The Bullpen

It's Army vs. CIA in Afghanistan

A front-page story in The New York Times reveals the U.S. Army has initiated another shock-and-awe campaign. This time, the enemy is the CIA.

David Frum

An old joke from Cold War days goes like this:
 
While briefing his admiral, a brisk young captain refers to the Soviets as "the enemy." The admiral interrupts: "Captain, the Soviets are our adversary. The Air Force is the enemy."
 
So it seems to be between the Army and the CIA.

Late Tuesday night, The New York Times published a stunning story. Ahmed Wali Karzai, the drug-dealing brother of Afghanistan’s President Hamid Karzai, has collected money from the Central Intelligence Agency for most of the past eight years.

The agency pays Mr. Karzai for a variety of services, including helping to recruit an Afghan paramilitary force that operates at the CIA’s direction in and around the southern city of Kandahar, Mr. Karzai’s home. ...
 
Mr. Karzai is also paid for allowing the CIA and American Special Operations troops to rent a large compound outside the city. ... Mr. Karzai also helps the CIA communicate with and sometimes meet with Afghans loyal to the Taliban.

The news in the Times story is not the information—Wali Karzai’s CIA ties have been widely rumored inside Afghanistan for years. The real news is the sourcing of that information to senior military officers, culminating in this on-the-record doozy from the chief of military intelligence in Afghanistan, Maj.-Gen. Michael Flynn: "The only way to clean up Chicago is to get rid of Capone."
 
What we have here is the Army’s shock-and-awe attack on the CIA’s relationship not only to Wali Karzai, but to his brother the president as well. Here’s Maj.-Gen. Flynn again:

If we are going to conduct a population-centric strategy in Afghanistan, and we are perceived as backing thugs, then we are just undermining ourselves.

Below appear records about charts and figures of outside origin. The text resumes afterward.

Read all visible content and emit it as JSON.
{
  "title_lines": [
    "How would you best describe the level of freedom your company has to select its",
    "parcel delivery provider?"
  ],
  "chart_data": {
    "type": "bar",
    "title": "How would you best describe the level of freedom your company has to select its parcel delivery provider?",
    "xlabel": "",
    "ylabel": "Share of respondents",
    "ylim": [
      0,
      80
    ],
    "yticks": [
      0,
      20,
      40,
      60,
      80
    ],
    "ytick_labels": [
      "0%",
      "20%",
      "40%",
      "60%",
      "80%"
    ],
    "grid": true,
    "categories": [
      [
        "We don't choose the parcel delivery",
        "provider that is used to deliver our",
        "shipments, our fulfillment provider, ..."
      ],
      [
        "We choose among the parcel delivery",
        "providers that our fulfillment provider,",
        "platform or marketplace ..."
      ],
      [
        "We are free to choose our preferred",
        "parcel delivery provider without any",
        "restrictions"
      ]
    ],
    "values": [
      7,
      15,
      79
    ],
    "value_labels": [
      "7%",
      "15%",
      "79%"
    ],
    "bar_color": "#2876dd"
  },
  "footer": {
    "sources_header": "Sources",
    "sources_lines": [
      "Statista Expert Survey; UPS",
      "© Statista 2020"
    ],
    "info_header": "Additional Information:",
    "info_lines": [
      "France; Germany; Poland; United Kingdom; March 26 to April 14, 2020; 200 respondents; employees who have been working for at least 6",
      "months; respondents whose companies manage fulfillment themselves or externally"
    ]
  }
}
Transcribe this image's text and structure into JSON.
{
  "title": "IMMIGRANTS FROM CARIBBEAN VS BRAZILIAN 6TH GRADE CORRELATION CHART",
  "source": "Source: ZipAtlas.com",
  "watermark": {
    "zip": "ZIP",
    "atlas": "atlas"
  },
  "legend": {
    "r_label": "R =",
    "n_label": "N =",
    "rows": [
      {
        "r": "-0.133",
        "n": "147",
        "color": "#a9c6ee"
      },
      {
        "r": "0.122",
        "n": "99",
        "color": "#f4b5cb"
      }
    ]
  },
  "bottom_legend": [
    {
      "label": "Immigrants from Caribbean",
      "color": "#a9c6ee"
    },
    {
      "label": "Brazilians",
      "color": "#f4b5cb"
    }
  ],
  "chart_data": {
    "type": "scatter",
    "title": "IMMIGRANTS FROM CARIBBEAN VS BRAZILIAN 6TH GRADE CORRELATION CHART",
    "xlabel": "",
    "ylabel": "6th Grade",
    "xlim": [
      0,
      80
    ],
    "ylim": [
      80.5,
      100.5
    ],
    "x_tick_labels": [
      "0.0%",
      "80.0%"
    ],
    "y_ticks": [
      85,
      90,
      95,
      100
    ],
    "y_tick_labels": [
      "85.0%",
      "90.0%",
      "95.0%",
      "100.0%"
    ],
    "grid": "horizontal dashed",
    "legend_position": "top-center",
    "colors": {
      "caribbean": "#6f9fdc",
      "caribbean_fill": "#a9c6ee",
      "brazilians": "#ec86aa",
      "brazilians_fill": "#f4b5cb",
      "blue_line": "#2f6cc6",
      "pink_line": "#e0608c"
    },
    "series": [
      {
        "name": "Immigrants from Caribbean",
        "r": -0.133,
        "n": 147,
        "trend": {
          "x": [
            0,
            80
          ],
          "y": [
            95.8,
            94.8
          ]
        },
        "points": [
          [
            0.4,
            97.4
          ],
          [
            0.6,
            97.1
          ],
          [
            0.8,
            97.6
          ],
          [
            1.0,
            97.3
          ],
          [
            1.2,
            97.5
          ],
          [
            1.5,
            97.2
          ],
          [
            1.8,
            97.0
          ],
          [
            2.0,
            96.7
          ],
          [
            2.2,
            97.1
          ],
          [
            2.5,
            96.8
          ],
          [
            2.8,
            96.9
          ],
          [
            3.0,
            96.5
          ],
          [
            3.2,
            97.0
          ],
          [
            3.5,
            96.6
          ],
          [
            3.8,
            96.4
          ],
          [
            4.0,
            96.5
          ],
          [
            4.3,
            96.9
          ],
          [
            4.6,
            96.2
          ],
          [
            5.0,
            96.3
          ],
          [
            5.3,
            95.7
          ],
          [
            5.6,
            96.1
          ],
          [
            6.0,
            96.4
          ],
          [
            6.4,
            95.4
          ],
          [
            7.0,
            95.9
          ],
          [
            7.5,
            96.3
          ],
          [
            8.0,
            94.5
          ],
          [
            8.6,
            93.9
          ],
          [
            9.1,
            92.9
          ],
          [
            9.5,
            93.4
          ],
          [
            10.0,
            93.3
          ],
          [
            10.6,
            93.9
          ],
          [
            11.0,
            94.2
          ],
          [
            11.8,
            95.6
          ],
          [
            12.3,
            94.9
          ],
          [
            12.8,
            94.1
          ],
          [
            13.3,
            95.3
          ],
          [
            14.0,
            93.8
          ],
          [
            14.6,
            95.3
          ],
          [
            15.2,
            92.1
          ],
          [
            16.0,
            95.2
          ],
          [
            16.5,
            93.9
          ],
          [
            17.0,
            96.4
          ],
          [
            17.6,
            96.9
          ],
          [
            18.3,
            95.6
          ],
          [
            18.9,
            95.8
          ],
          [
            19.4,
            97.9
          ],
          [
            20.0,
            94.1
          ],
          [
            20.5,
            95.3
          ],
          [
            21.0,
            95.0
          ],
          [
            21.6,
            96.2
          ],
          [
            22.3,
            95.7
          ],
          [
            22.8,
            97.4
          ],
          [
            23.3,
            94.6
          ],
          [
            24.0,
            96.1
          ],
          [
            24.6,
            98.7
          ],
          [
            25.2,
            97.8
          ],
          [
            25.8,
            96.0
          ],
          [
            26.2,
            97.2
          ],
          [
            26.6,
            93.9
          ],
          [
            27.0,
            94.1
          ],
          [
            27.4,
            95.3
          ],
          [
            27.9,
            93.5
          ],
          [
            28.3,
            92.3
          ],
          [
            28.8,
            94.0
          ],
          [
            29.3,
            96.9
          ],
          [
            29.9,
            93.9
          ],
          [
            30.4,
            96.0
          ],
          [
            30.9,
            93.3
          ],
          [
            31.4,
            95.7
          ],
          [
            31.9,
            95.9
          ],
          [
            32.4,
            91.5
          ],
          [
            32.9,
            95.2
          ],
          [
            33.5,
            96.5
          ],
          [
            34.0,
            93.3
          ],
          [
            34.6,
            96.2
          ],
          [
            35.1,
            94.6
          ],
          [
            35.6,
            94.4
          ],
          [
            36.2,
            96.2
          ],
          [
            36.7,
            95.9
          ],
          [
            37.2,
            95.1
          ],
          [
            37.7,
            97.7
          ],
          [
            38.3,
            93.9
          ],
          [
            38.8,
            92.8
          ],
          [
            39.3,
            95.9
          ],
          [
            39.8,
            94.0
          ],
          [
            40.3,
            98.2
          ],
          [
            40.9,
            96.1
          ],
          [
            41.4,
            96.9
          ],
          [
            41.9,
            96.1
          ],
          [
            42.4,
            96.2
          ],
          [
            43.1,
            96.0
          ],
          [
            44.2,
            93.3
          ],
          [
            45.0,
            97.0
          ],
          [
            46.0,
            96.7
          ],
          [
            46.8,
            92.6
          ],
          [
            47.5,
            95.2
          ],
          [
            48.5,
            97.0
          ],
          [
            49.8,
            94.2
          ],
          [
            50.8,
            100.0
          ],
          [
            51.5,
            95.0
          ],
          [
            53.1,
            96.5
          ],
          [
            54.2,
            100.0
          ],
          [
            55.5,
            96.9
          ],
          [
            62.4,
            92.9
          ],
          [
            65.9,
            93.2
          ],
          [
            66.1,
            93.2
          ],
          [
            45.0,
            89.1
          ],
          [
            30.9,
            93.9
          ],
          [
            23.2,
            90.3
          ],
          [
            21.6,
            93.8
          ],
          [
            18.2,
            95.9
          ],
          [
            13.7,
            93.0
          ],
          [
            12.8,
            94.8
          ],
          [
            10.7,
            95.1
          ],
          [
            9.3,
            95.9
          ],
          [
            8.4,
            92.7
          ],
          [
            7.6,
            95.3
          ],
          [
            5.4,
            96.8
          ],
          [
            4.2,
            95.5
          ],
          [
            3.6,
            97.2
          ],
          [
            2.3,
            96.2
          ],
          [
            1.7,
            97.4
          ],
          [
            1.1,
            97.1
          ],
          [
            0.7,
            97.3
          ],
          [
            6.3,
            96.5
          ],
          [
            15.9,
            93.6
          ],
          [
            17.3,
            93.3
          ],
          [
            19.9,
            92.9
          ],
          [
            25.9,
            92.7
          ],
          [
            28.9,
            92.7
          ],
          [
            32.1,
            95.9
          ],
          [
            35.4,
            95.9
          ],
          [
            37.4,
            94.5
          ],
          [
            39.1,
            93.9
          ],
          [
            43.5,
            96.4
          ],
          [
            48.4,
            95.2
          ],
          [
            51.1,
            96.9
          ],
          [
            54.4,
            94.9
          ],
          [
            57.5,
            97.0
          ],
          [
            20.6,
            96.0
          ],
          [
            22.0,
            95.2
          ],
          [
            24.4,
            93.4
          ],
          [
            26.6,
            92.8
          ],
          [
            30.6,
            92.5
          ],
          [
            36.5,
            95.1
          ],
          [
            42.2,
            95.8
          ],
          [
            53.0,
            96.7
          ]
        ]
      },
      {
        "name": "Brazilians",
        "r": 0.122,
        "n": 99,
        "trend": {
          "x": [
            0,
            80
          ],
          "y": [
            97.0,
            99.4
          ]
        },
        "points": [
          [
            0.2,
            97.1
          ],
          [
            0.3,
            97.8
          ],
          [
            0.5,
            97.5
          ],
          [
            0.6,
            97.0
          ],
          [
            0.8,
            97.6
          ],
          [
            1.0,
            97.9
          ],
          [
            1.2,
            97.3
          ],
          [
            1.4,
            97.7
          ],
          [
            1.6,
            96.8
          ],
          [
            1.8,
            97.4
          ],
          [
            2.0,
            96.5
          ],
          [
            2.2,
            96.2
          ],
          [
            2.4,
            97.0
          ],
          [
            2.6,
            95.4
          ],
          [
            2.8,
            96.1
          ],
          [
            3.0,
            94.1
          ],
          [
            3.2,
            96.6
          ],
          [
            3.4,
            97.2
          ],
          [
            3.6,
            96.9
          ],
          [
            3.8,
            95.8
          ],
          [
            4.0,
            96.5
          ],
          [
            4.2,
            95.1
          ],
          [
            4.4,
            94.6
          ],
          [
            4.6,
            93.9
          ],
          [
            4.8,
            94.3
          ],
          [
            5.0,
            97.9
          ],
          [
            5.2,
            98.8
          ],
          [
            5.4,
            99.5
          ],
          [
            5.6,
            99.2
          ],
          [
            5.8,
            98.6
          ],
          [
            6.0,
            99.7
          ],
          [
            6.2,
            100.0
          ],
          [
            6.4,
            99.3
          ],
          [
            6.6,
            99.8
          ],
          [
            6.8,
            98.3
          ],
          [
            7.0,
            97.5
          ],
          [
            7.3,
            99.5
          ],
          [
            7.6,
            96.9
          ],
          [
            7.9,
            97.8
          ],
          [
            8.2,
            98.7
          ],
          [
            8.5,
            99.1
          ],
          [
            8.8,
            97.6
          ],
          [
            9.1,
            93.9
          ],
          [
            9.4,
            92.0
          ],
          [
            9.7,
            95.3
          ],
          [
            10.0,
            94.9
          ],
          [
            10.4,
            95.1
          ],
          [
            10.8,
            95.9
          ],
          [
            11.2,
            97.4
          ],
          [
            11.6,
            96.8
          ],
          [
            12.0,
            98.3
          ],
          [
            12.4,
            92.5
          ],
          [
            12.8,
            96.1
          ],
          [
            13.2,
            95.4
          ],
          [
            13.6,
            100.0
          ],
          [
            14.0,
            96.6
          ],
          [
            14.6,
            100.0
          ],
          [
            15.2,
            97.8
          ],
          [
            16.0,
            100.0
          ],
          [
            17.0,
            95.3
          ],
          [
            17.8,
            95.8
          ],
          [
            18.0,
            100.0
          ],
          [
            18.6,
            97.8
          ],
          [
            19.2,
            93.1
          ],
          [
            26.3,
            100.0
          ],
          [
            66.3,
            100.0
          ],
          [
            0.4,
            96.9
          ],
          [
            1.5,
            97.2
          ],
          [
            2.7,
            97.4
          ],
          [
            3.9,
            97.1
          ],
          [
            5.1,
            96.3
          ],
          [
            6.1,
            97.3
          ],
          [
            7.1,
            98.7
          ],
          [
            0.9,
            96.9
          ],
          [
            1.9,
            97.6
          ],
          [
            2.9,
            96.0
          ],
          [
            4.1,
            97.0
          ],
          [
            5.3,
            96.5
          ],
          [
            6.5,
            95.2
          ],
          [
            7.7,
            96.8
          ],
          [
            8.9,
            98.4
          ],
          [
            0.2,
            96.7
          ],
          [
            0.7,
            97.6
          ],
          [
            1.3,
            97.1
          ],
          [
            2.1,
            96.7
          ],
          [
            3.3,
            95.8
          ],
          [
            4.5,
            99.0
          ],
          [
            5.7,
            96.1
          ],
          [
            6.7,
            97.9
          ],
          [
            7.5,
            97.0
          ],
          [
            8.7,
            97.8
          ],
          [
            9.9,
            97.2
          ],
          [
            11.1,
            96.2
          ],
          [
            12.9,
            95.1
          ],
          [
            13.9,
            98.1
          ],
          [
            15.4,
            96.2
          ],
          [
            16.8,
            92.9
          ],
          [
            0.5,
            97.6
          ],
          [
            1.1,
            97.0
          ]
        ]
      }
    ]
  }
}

Flynn’s big "if" clause is clarifying. Behind the Army-CIA dispute over Wali Karzai is a bigger and more consequential battle over two radically different approaches to the Afghan war.

The CIA has long been identified with what has come to be called a "counterterrorist" strategy, which seeks to identify the people inside Afghanistan who are deemed harmful to U.S. interests—and then kill or otherwise neutralize them. Reliable real-time information is indispensable to the success of such a strategy, and everyone agrees that Wali Karzai has information to sell. With such a strategy, other considerations, including good government for Afghanistan, fall to second or third place behind the supreme imperative of eliminating anti-American elements.
 
The counterterrorism approach appeals to many conservatives because it unsentimentally puts vital American interests first. And it appeals to some liberals (reportedly including Vice President Joe Biden) because it costs less in money and lives than a big war to stabilize the whole country.
 
The only drawback: We’ve been following that course now for eight years, over which time Afghanistan has become more unstable and more dangerous.
 
The alternative is the strategy the Army used with considerable success in Iraq and that it now wishes to try in Afghanistan: "counterinsurgency" or, as Flynn terms it, a "population-centric" approach. With that strategy, the security of the civilian population is the supreme strategic goal; the elimination of terrorism is a byproduct; and effective governance is an indispensable preliminary.
 
The corruption of Wali Karzai—and, for that matter, of his brother the president—actively impedes such a strategy. The Times quotes a former Afghan official who states a widely held view: "This government has become a factory for the production of Talibs because of corruption and injustice."
 
Counterinsurgency is often costly and usually slow. On the other hand, it has a good record of success, not only in Iraq. It is frequently claimed that guerilla wars are unwinnable (except by guerillas). But the most authoritative study calculates that government forces win as often as they lose. Among the successes: the U.S.-led suppression of the Huk insurgency in the Philippines in the 1940s and 1950s, the British suppression of a communist insurgency in Malaya in the 1950s and 1960s, and operations in Venezuela, Oman, and Central America.
 
So there’s our choice: Either we make a big investment aimed at securing peace or we pay a local bad guy to kill even worse guys. It’s the Army approach or the CIA approach. President Obama reportedly has almost made up his mind. It’s generally expected that he’ll split the difference between the two paths. That outcome will be described as a compromise. In reality, it’s dithering leading to a muddle.